We used this scripture with our theme of girls camp last year. The group of girls that were going were pretty pretty unique. Several had some serious self esteem problems. Some were coming from some pretty difficult situations at home...I mean seriously hard things...my heart just ached for them as I watched them struggling with feelings of little self worth.

Anyway, our camp theme was "Be your own kind of beautiful" and we talked about each girls inner beauty and reminded them that that was what really mattered after all, because when our lives are over and we are standing before the Savior, he is not going to care about what our outer appearance looked like...only what our hearts look like. Were we kind, loving, compassionate, and giving to our fellow men? That is what our test here on earth is all about.

Last night I was watching tv and came across a new reality show called "True Beauty" I don't usually like or watch these reality shows ...they are usually just really bad!!!, but I was intrigued by the whole concept of this one.

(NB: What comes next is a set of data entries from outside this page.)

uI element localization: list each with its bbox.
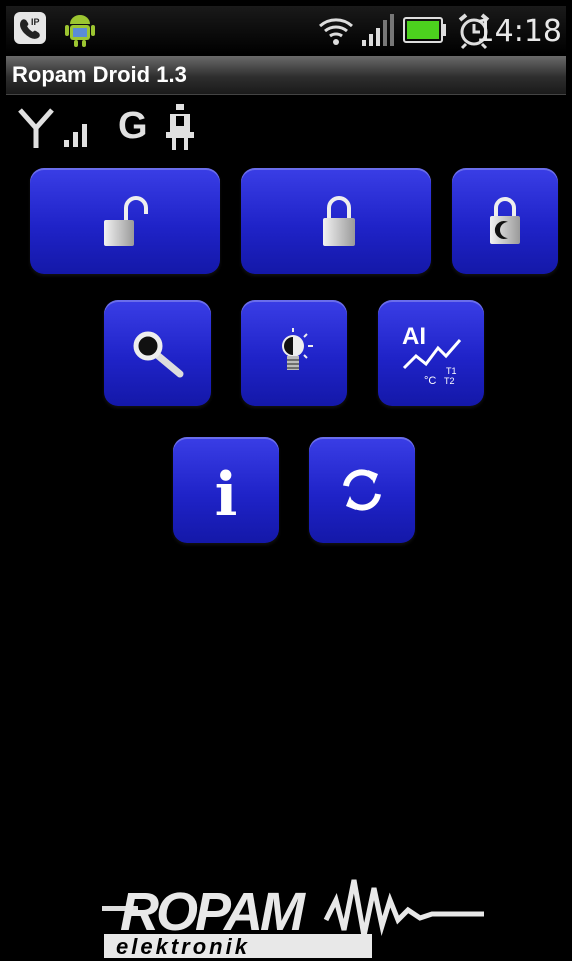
wifi-icon <box>319 18 353 45</box>
locked-padlock-icon <box>323 196 355 246</box>
antenna-icon <box>18 108 54 148</box>
unlocked-padlock-icon <box>104 196 148 246</box>
night-arm-button[interactable] <box>452 168 558 274</box>
info-button[interactable]: i <box>173 437 279 543</box>
ai-chart-icon: AI °C T1 T2 <box>402 323 462 387</box>
info-icon: i <box>215 460 238 523</box>
clock-time: 14:18 <box>475 14 562 49</box>
signal-bars-icon <box>64 124 87 147</box>
magnifier-icon <box>133 331 184 378</box>
refresh-button[interactable] <box>309 437 415 543</box>
refresh-icon <box>343 469 381 511</box>
t2-label: T2 <box>444 376 455 386</box>
info-label: i <box>215 460 238 523</box>
light-bulb-icon <box>282 328 313 370</box>
status-bar: IP 14:18 <box>6 6 566 54</box>
arm-button[interactable] <box>241 168 431 274</box>
plug-icon <box>166 104 194 150</box>
padlock-moon-icon <box>490 197 520 244</box>
android-icon <box>65 15 95 47</box>
outputs-button[interactable] <box>241 300 347 406</box>
ip-phone-icon: IP <box>14 12 46 44</box>
app-title: Ropam Droid 1.3 <box>12 62 187 87</box>
battery-icon <box>403 17 446 43</box>
ai-label: AI <box>402 323 426 350</box>
disarm-button[interactable] <box>30 168 220 274</box>
t1-label: T1 <box>446 366 457 376</box>
svg-text:ROPAM: ROPAM <box>120 882 306 942</box>
analog-inputs-button[interactable]: AI °C T1 T2 <box>378 300 484 406</box>
svg-text:elektronik: elektronik <box>116 934 250 958</box>
network-type-label: G <box>118 105 148 147</box>
cell-signal-icon <box>362 14 394 46</box>
celsius-label: °C <box>424 375 436 387</box>
title-bar: Ropam Droid 1.3 <box>6 56 566 95</box>
ropam-logo: ROPAM elektronik <box>102 879 484 958</box>
search-button[interactable] <box>104 300 211 406</box>
svg-text:IP: IP <box>31 17 40 27</box>
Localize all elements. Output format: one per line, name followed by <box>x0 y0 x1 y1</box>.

They have told all these people that they are choosing someone to be the next big star and put them in different situations to see how they will handle it. The people don't know that the judges are really watching them from behind the scenes and are looking at how they treat each other and how they act when they think no one is watching. Then at the end they have to pick one person to go home. The people think they are being judged by how good they looked and how well they were able to present their selves in front of people. So the judges review the behind the scenes shots and find several cheating, lying, snotty, rude, drunk, disgusting...then they pick the worst one to send home. This was the part that hit home for me. They call this one girl in and tell her that she has been caught cheating...(using her cell phone...a absolute no no because then they can find out what the show is really about) and is being sent home.
Then they show up on this big screen all of the other naughty things she had done and talk about each one of them. The girl was literally brought to tears with shame.
It made me think of my own judgement day and what that will be like. God knows everything I think, say and do. He knows all my feelings and fears, joys, and heart aches. There is not anything I can hide from him. I will have to stand before him while he looks back over the scenes of my life.
That's a pretty scary thought! I have made so many mistakes! That's why I am so grateful for the plan of redemption and the blessing of repentance in my life! How hopeless everything would seem without this knowledge! I have faith that even though I have so very many faults and weaknesses and have messed up so many times, I will not have to hang my head and turn away from Him in shame; that through this wonderful, loving plan and the atonement, I will be able to stand before the Savior and have Him lovingly judge my life and my heart and hopefully be able to welcome me into his arms.